Resultando tal diligência infrutífera, promove-se que se solicite informação actualizada sobre o seu paradeiro junto das diversas operadoras de redes móveis a operar em território nacional, solicitando-se, ainda, informação específica acerca do referido número de telefone móvel.”
- Em 26/06/2024 foi proferida a decisão – supra exarada – a indeferir o solicitado pelo MP e a marcar, como data para continuação do julgamento, o dia 11 de Junho de 2024.

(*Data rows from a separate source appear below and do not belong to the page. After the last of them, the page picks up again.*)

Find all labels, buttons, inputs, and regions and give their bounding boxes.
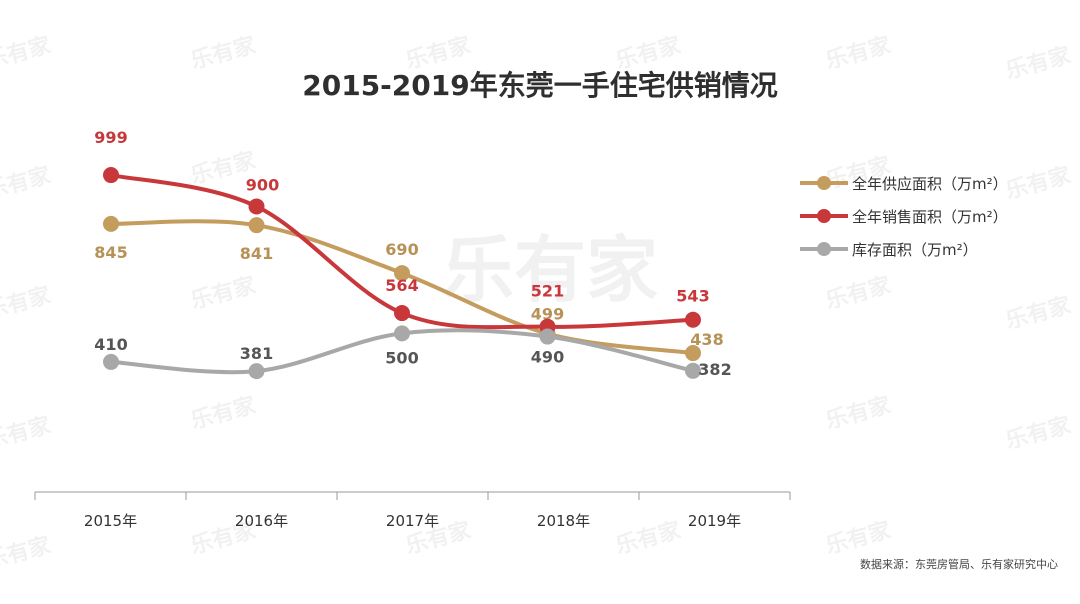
- x-tick-label: 2016年: [235, 512, 288, 530]
- watermark: 乐有家: [0, 162, 54, 204]
- watermark-center: 乐有家: [442, 228, 658, 312]
- watermark: 乐有家: [0, 532, 54, 574]
- point-sales: [103, 167, 119, 184]
- watermark: 乐有家: [1003, 162, 1074, 204]
- x-tick-label: 2018年: [537, 512, 590, 530]
- legend-label: 全年供应面积（万m²）: [852, 175, 1008, 193]
- watermark: 乐有家: [613, 32, 684, 74]
- watermark: 乐有家: [0, 32, 54, 74]
- data-label-sales: 999: [94, 128, 127, 147]
- watermark: 乐有家: [823, 32, 894, 74]
- point-inventory: [539, 328, 556, 345]
- point-sales: [685, 311, 701, 328]
- watermark: 乐有家: [823, 272, 894, 314]
- watermark: 乐有家: [188, 272, 259, 314]
- legend-item-sales: 全年销售面积（万m²）: [800, 208, 1008, 226]
- watermarks: 乐有家 乐有家 乐有家 乐有家 乐有家 乐有家乐有家 乐有家 乐有家 乐有家乐有家 乐有家 乐有家乐…: [0, 32, 1074, 574]
- point-inventory: [685, 362, 701, 379]
- data-label-inventory: 500: [385, 348, 418, 367]
- legend-label: 库存面积（万m²）: [852, 241, 978, 259]
- point-inventory: [103, 353, 119, 370]
- legend-item-supply: 全年供应面积（万m²）: [800, 175, 1008, 193]
- legend: 全年供应面积（万m²） 全年销售面积（万m²） 库存面积（万m²）: [800, 175, 1008, 259]
- point-sales: [248, 198, 265, 215]
- legend-marker: [817, 209, 831, 223]
- data-label-inventory: 410: [94, 335, 127, 354]
- watermark: 乐有家: [403, 32, 474, 74]
- x-tick-label: 2019年: [688, 512, 741, 530]
- watermark: 乐有家: [188, 392, 259, 434]
- point-supply: [394, 265, 410, 282]
- chart-title: 2015-2019年东莞一手住宅供销情况: [302, 69, 777, 102]
- watermark: 乐有家: [188, 32, 259, 74]
- watermark: 乐有家: [0, 282, 54, 324]
- point-supply: [248, 217, 265, 234]
- data-label-sales: 543: [676, 287, 709, 306]
- data-label-supply: 438: [690, 330, 723, 349]
- data-label-inventory: 381: [240, 344, 273, 363]
- watermark: 乐有家: [823, 392, 894, 434]
- point-inventory: [394, 325, 410, 342]
- data-label-sales: 521: [531, 282, 564, 301]
- watermark: 乐有家: [823, 517, 894, 559]
- data-label-supply: 690: [385, 240, 418, 259]
- watermark: 乐有家: [1003, 412, 1074, 454]
- x-axis: 2015年 2016年 2017年 2018年 2019年: [34, 491, 791, 530]
- point-supply: [685, 345, 701, 362]
- watermark: 乐有家: [1003, 292, 1074, 334]
- data-label-supply: 499: [531, 305, 564, 324]
- data-label-inventory: 490: [531, 348, 564, 367]
- x-tick-label: 2017年: [386, 512, 439, 530]
- legend-marker: [817, 176, 831, 190]
- data-label-sales: 900: [246, 175, 279, 194]
- point-sales: [394, 305, 410, 322]
- legend-item-inventory: 库存面积（万m²）: [800, 241, 978, 259]
- series-inventory: 410 381 500 490 382: [94, 325, 732, 380]
- x-tick-label: 2015年: [84, 512, 137, 530]
- legend-label: 全年销售面积（万m²）: [852, 208, 1008, 226]
- data-label-supply: 845: [94, 243, 127, 262]
- watermark: 乐有家: [613, 517, 684, 559]
- series-sales: 999 900 564 521 543: [94, 128, 710, 335]
- watermark: 乐有家: [0, 412, 54, 454]
- legend-marker: [817, 242, 831, 256]
- data-label-inventory: 382: [698, 360, 731, 379]
- point-supply: [103, 215, 119, 232]
- data-label-supply: 841: [240, 244, 273, 263]
- source-note: 数据来源：东莞房管局、乐有家研究中心: [860, 557, 1058, 571]
- point-inventory: [248, 363, 265, 380]
- watermark: 乐有家: [1003, 42, 1074, 84]
- data-label-sales: 564: [385, 276, 418, 295]
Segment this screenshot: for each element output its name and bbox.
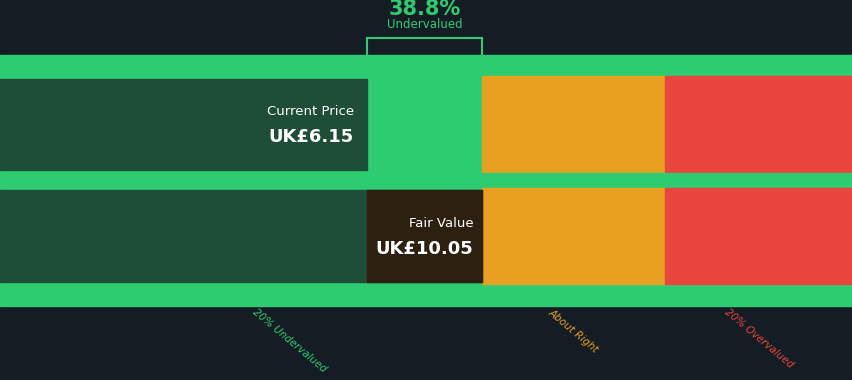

- Na data designada para o julgamento, o arguido, regularmente notificado, não compareceu, tendo o MP apresentado requerimento com o seguinte teor: “em face do indeferimento do requerido na promoção de 15-05-2024, através de despacho de 26-06-2024, considerando o Ministério Público que não se encontram ainda esgotadas as diligências para obter o paradeiro do arguido e encontrando-se o mesmo em Portugal, é ainda justificado tentar obter a sua comparência coerciva, uma vez que é uma obrigação do arguido estar presente em julgamento, não obstante o mesmo não ter prestado declarações em Inquérito. Assim, uma vez que não houve prova por reconhecimento do arguido, em fase de Inquérito, considera-se útil, para obter esse reconhecimento, que só é possível com a presença do arguido, obter informação sobre qual a operadora móvel atual do nº constante do oficio da P.S.P datado de 15-04-2024 - o qual refere que os senhores agentes da PSP contactaram este número - e se apure qual é a operadora móvel deste número e, obtido esse elemento, se solicite a essa operadora que informe se, na data de 15-04-2024 e seguintes, foram acionadas as antenas em Portugal com vista a obter confirmação se o arguido se encontra em Angola ou não, sendo que, em caso negativo, se impõe realizar mais diligências com vista a obter a localização do arguido em Portugal.”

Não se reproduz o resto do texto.